File metadata and controls

567 lines (452 loc) · 25.9 KB

OTF Task Types

OTF has three task types. Each is a JSON (or Jinja2-templated JSON) file placed anywhere under your configDir.


Transfers

A transfer moves files from a single source to one or more destinations.

{
  "type": "transfer",
  "source": { ... },
  "destination": [ { ... } ],
  "cacheableVariables": [ ... ]
}

Source types

The protocol specified inside source.protocol.name determines which source schema is used:

Protocol name Handler Description
ssh SSH/SCP File transfer from a remote Linux/Unix host via SSH
sftp SFTP File transfer from a remote host via SFTP
local Local Files already present on the OTF worker machine
opentaskpy.addons.* Addon AWS S3, SharePoint, WinRM, etc.

SSH / SFTP source fields

Field Type Required Description
hostname string Yes Remote hostname or IP
directory string Yes Remote directory containing source files
fileRegex string Yes Regular expression to match filenames
protocol object Yes Protocol definition (see SSH protocol)
fileWatch object No Poll for a file to appear before transferring (see fileWatch)
logWatch object No Tail a log file and wait for a matching line (see logWatch)
conditionals object No Filter files by size, age, or count (see conditionals)
postCopyAction object No Action to take on the source file after a successful copy (see postCopyAction)
encryption object No Decrypt or verify a signature on the source file (see encryption)
error boolean No If true, the task fails if no files match.

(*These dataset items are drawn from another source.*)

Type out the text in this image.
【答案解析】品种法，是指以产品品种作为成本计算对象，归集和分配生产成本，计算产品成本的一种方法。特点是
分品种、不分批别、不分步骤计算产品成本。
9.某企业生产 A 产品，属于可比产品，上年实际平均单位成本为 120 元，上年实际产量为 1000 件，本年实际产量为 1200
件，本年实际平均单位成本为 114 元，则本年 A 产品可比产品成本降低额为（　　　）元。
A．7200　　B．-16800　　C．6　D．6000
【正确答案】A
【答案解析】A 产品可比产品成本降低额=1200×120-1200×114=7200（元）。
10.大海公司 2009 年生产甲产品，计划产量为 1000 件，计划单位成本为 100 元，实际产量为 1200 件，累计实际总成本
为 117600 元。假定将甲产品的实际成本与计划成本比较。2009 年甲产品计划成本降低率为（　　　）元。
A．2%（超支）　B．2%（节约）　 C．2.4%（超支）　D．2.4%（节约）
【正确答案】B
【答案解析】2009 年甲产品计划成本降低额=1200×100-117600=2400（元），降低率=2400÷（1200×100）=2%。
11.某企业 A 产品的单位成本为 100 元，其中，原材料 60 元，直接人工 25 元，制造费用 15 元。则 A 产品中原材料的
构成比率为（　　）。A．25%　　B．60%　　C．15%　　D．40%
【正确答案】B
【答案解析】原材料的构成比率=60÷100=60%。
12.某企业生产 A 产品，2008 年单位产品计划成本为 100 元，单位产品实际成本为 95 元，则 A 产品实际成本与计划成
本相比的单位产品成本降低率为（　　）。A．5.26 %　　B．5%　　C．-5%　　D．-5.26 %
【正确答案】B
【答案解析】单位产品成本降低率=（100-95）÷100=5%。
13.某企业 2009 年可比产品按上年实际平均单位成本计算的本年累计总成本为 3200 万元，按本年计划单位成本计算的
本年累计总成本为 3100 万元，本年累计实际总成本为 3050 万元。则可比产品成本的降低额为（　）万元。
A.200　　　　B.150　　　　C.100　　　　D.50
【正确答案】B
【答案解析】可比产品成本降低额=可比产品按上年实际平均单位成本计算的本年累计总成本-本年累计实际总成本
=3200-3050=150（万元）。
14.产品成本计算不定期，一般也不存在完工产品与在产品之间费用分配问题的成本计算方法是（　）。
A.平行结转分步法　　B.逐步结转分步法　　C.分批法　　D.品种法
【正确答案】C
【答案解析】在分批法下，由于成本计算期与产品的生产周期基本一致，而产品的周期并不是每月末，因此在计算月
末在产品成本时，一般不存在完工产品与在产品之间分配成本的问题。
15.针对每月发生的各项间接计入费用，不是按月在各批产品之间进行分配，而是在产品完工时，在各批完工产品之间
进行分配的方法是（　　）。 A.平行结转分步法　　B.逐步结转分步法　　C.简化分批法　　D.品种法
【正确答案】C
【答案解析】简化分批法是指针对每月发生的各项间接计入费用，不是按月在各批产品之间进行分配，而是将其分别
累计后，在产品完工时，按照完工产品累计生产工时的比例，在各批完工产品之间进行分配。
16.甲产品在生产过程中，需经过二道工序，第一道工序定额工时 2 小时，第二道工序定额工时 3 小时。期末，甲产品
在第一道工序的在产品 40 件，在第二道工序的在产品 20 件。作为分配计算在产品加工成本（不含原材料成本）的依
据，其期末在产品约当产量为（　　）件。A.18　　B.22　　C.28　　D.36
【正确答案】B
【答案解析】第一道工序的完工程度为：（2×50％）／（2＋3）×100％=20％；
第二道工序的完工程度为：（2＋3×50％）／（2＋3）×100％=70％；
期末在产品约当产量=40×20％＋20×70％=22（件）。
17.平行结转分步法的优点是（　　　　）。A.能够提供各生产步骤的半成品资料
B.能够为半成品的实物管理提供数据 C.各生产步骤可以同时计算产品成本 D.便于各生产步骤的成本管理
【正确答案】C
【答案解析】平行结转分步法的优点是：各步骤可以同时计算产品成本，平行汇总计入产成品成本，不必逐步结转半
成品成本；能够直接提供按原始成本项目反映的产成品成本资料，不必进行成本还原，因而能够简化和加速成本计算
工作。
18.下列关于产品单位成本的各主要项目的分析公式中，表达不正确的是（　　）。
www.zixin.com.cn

Default: false

Local source fields

Field Type Required Description
directory string Yes Local directory containing source files
fileRegex string Yes Regular expression to match filenames
protocol object Yes { "name": "local" }
fileWatch object No Poll for a file to appear (see fileWatch)
conditionals object No Filter files by size, age, or count (see conditionals)
postCopyAction object No Action to take on the source file after copy (see postCopyAction)
encryption object No Decrypt or verify a GPG signature (see encryption)
error boolean No If true, the task fails if no files match

Destination types

Multiple destinations can be specified. Each is processed in sequence.

Protocol name Handler Description
ssh SSH/SCP Copy to a remote Linux/Unix host via SSH
sftp SFTP Copy to a remote host via SFTP
local Local Write to a local directory on the OTF worker
email SMTP Send files as email attachments
opentaskpy.addons.* Addon AWS S3, SharePoint, WinRM, etc.

SSH / SFTP destination fields

Field Type Required Description
hostname string Yes Remote hostname or IP
directory string Yes Destination directory on the remote host
protocol object Yes Protocol definition (see SSH protocol)
transferType string No push (default), pull, or proxy
createDirectoryIfNotExists boolean No Create the destination directory if it doesn't exist. Default: false
rename object No Rename the file at the destination (see rename)
permissions object No Set ownership/mode after transfer (see permissions)
mode string No Octal file mode string, e.g. "0644"
flags object No Additional flags (see flags)
encryption object No Encrypt or sign the file at the destination (see encryption)

Local destination fields

Field Type Required Description
directory string Yes Local destination directory
protocol object Yes { "name": "local" }
transferType string No push (default), pull, or proxy
createDirectoryIfNotExists boolean No Create the destination directory if it doesn't exist. Default: false
rename object No Rename the file at the destination (see rename)
permissions object No Set ownership/mode after transfer (see permissions)
mode string No Octal file mode string
flags object No Additional flags (see flags)
encryption object No Encrypt or sign the file at the destination (see encryption)

Email destination fields

Sends each transferred file as an email attachment via SMTP.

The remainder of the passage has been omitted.